April 24, 2020

Horse 2700 - The Travel Blog: Day 24 (The Quiet Town)

Although the main road heads off to the northeast and a very big city, we're going to make a diversion through Bringachookalong, Kickastickalong, and up the Wy Development Road to the very small town of Wee Kepler.
Wee Kepler is one of those insanely small towns with a population of double digits on a busy day and which swells to more than a hundred thousand once a year, for the Wee Kepler sports day. Folks from all over the country converge on Wee Kepler for that one day in November when the Uppies and the Downies play in their annual Tommyball match.

In the morning is feté part of the day when at Wee Kepler Racecourse, there is a tat fair, the Wee Kepler Quarter Mile Cat Race, the Saucepan Head Jousting Tournament, an Oratory Competition, a Folk Meleé, as well as Axe Darts.
The Wee Kepler Tommyball Cup is the premier trophy that people come to see being played for and even though this is an amateur event, scouts from professional clubs have been known to pluck players from here and put them on the world stage.

The rules of Tommyball are so arcane and cryptic that the umpires need to hold a law degree just to be able to properly adjudicate the game. The game is traditionally played on a rhombus shaped field but the Wee Kepler Racecourse makes use of both the racetrack and the infield.

As with all Tommyball matches, there are fifteen players on a team; which includes two motorbike riders but unlike the professional game, the teams are allowed to allocate their weaponry credits across all fifteen players instead of just six. This had the unexpected result one year of the Uppies building an armored tank type thing out of their two motorbikes; which promptly fell over and remained on its back after firing a single shell. The Uppies lost 908-3 that year, which was unfortunate.

However since we have come on a Friday and in April instead of November, none of this is here. The only things which inhabit the town are the locals whose population is barely in double digits and of course the memories of Novembers past.
At this time of year, the place is so quiet that the only sounds that can be heard are the far off warbling of magpies and the gentle rustle of the wind in the trees.

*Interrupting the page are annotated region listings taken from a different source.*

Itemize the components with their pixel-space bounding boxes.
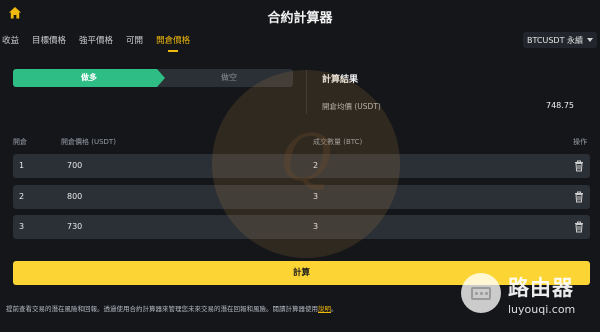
table-row: 3 730 3 [13, 215, 590, 239]
side-toggle: 做多 做空 [13, 69, 293, 87]
table-row: 1 700 2 [13, 154, 590, 178]
price-input[interactable]: 700 [67, 154, 307, 178]
footer-text: 提前查看交易的潛在風險和回報。透過使用合約計算器來管理您未來交易的潛在回報和風險… [6, 305, 318, 313]
row-index: 3 [19, 222, 25, 231]
table-row: 2 800 3 [13, 185, 590, 209]
footer-end: 。 [331, 305, 338, 313]
divider [306, 70, 307, 114]
pair-selector[interactable]: BTCUSDT 永續 [522, 32, 597, 48]
caret-down-icon [587, 38, 593, 42]
row-index: 2 [19, 192, 25, 201]
footer-note: 提前查看交易的潛在風險和回報。透過使用合約計算器來管理您未來交易的潛在回報和風險… [6, 303, 338, 313]
header-index: 開倉 [13, 138, 27, 146]
row-index: 1 [19, 161, 25, 170]
tab-target-price[interactable]: 目標價格 [30, 35, 66, 53]
header-price: 開倉價格 (USDT) [61, 138, 116, 146]
qty-input[interactable]: 2 [313, 154, 553, 178]
calculate-button[interactable]: 計算 [13, 261, 590, 285]
price-input[interactable]: 730 [67, 215, 307, 239]
trash-icon[interactable] [574, 221, 584, 233]
header-qty: 成交數量 (BTC) [313, 138, 363, 146]
tab-profit[interactable]: 收益 [0, 35, 19, 53]
avg-entry-label: 開倉均價 (USDT) [322, 102, 381, 111]
brand-url: luyouqi.com [508, 303, 576, 316]
tab-bar: 收益 目標價格 強平價格 可開 開倉價格 [0, 35, 201, 57]
tab-entry-price[interactable]: 開倉價格 [154, 35, 190, 53]
price-input[interactable]: 800 [67, 185, 307, 209]
qty-input[interactable]: 3 [313, 185, 553, 209]
help-link[interactable]: 說明 [318, 305, 331, 313]
pair-label: BTCUSDT 永續 [526, 35, 583, 45]
tab-max-open[interactable]: 可開 [124, 35, 143, 53]
avg-entry-value: 748.75 [546, 101, 574, 110]
qty-input[interactable]: 3 [313, 215, 553, 239]
trash-icon[interactable] [574, 160, 584, 172]
top-bar: 合約計算器 [0, 0, 600, 30]
header-action: 操作 [573, 138, 587, 146]
trash-icon[interactable] [574, 191, 584, 203]
tab-liquidation-price[interactable]: 強平價格 [77, 35, 113, 53]
result-title: 計算結果 [322, 75, 359, 85]
page-title: 合約計算器 [267, 11, 333, 26]
long-button[interactable]: 做多 [13, 69, 165, 87]
short-button[interactable]: 做空 [165, 69, 293, 87]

There is a faint smell of decades of racing cat poop, and the long expired smells of grease and two stroke additive. There are faded adverts for things like Patriot brand cigarettes and Golden Fleece petrol and Homestead chicken and a bunch of other things that have faded slowly from people's memories and now exist only as faded detritus.
Over in the next town of MacDonald which is on the MacDonald River and named after some dude called MacDonald who presumably said "Wahay, A River! I'm going to name it after me because there's no way that the local people who already live here have discovered this before and have already given it a name", is a building that totally used to be a Pizza Hut. There are still a few 'used to be a Pizza Huts' around but they pale in comparison to the splendour of a 'used to be an IHOP' which are veritable cathedrals to pancakes.
"Ahhhhhh aahhhh aaah ah ahhhhhaaaah, Pancakes."
"This is a real estate agent now. Please get out of the premises."
"Okaaaaahhhhhhhaaaaaaay, Pancakes"

Small towns are full of memories of things that are not currently going on. For the people who make the annual pilgrimage out there, the whole journey has some kind of almost mythical feel about it. There is a sense of purpose when you have to go somewhere to do a special thing. For the people who live in small towns though, their sense of going somewhere for a special thing must by definition be in some other place that isn't there. The only place that I can think of where literally everyone shows up for a special thing in a town, is the town of Betoota in Queensland where the usual population of place is zero. That also explains the reason behind the name of the satirical online newspaper called the Betoota Advocate. The reportage of that newspaper is as imaginary as this road trip.

We can't actually stay in Wee Kepler because it is so small that it doesn't have a hotel. Admittedly I could just imagine up a hotel but that's a wee bit silly, isn't it?